Comme il y a peu de régularité dans leur calendrier, et qu’ils comptent le temps par les lunes, ils n’ont pas de jours fixes pour la célébration de leurs fêtes. Tout dépend du caprice des bramines, qui se préparent à ces solennités par des jeûnes très-austères. Le jour qu’ils ont indiqué, tous les peuples voisins d’une pagode s’y rendent tumultueusement pour accompagner les idoles qu’on promène, dans les villages de la dépendance du temple, sur des éléphans magnifiquement ornés. Une troupe de naïres les environne avec des éventails attachés à de longues cannes, qui leur servent à chasser les mouches autour des idoles et des prêtres. L’air retentit du bruit confus des instrumens mêlés aux acclamations du peuple, pendant qu’un des principaux bramines, armé d’un sabre à deux tranchans, dont la poignée est garnie de plusieurs sonnettes, court devant le cortége avec toutes les agitations d’un furieux, en se donnant par intervalle des coups de sabre sur la tête et sur le corps. On voit couler abondamment le sang de ses blessures. On brûle après leur mort les princes, les nambouris, les bramines et les naïres, et l’on enterre les morts de toutes les tribus inférieures.
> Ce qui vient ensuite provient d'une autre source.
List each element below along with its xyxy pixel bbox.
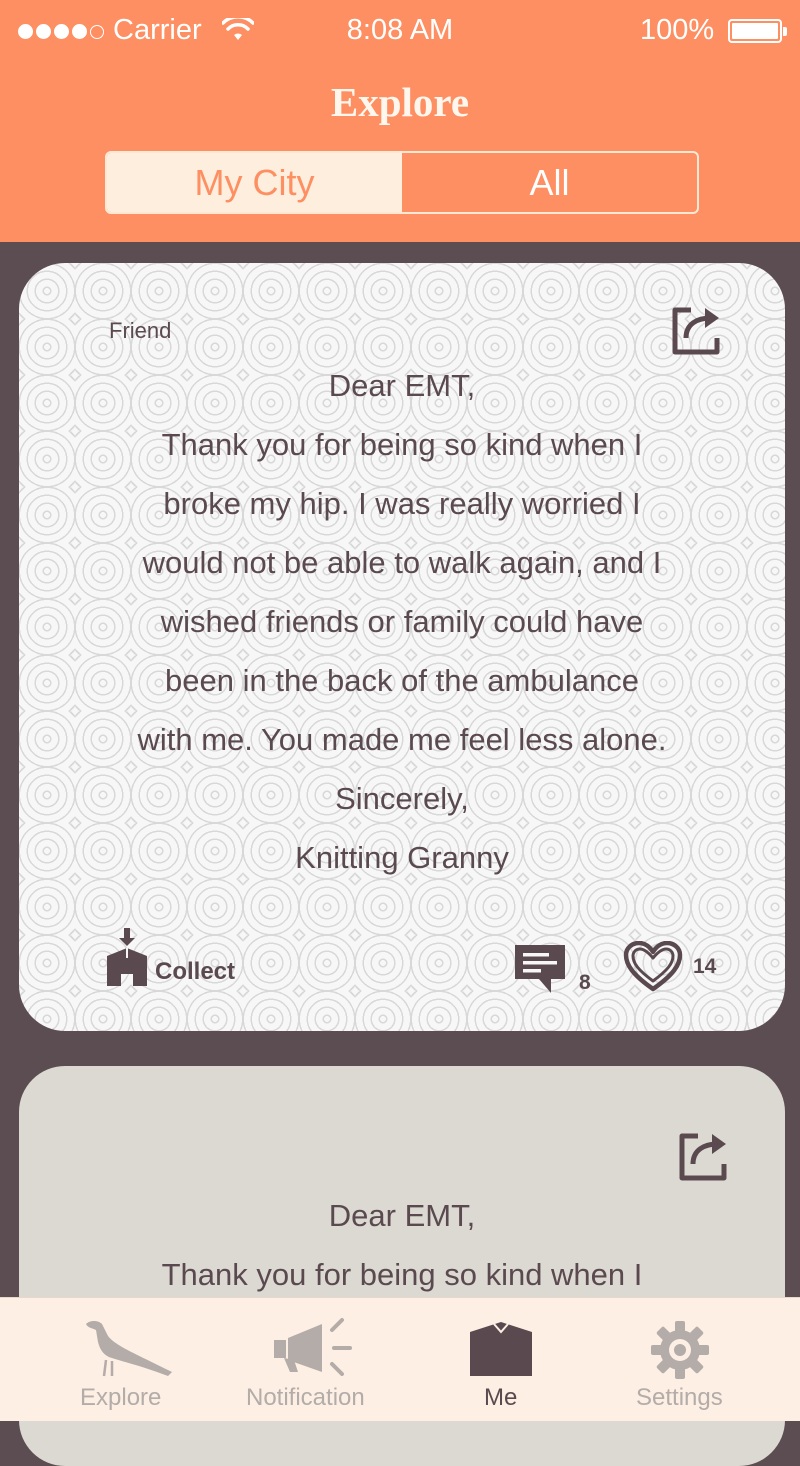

Les Malabares à qui la loi permet de porter les armes s’en servent avec beaucoup d’adresse. À peine les enfans ont la force de marcher, qu’on leur met entre les mains de petits arcs et des flèches proportionnées, avec lesquelles ils font la guerre aux oiseaux. À l’âge de dix ou douze ans, ils sont envoyés dans les académies entretenues aux dépens du prince, où la subsistance et l’instruction sont gratuites. Chacun fabrique les armes dont il se sert. Leurs mousquets sont néanmoins fort légers. Ils ont tous un moule pour les balles. En tirant, ils appuient la crosse du fusil contre leur joue, sans qu’il arrive jamais aucun inconvénient de cette méthode. On leur voit rarement manquer leur coup : ils se servent aussi de sabres et de lances ; mais rien n’est comparable à l’adresse avec laquelle ils tirent de l’arc. Dellon leur a vu souvent tirer deux flèches, l’une immédiatement après l’autre, et percer de la seconde le bois de la première. La longueur ordinaire de leurs arcs est de six pieds, et leurs flèches sont longues de trois. Le fer a trois doigts de large sur huit de long. Ils ne les portent point dans un carquois, comme les Mogols, qui en ont de beaucoup plus petites ; mais ils en tiennent six ou sept dans la main. Avec l’arc, la lance et le mousquet, ils ont au côté gauche un petit coutelas sans fourreau, large d’un demi-pied et long d’un pied et demi, qui est soutenu par un crochet de fer. Cette arme ne s’emploie que dans les combats où ils ne peuvent plus se servir des autres armes. Ceux qui portent le sabre l’ont nu dans une main, avec une rondache dans l’autre. Toutes les armes sont entretenues avec une propreté dont les autres Indiens sont fort éloignés.

Dans les académies, la jeune noblesse est souvent exercée aux fonctions militaires devant le prince et les grands. On nomme des juges. Les directeurs choisissent les plus habiles écoliers, et les divisent en deux bandes, qui doivent combattre en champ clos pendant un temps limité ; mais ces divertissemens dégénèrent presque toujours en véritables combats, et finissent par une effusion de sang qui coûte la vie à plusieurs de ces jeunes champions.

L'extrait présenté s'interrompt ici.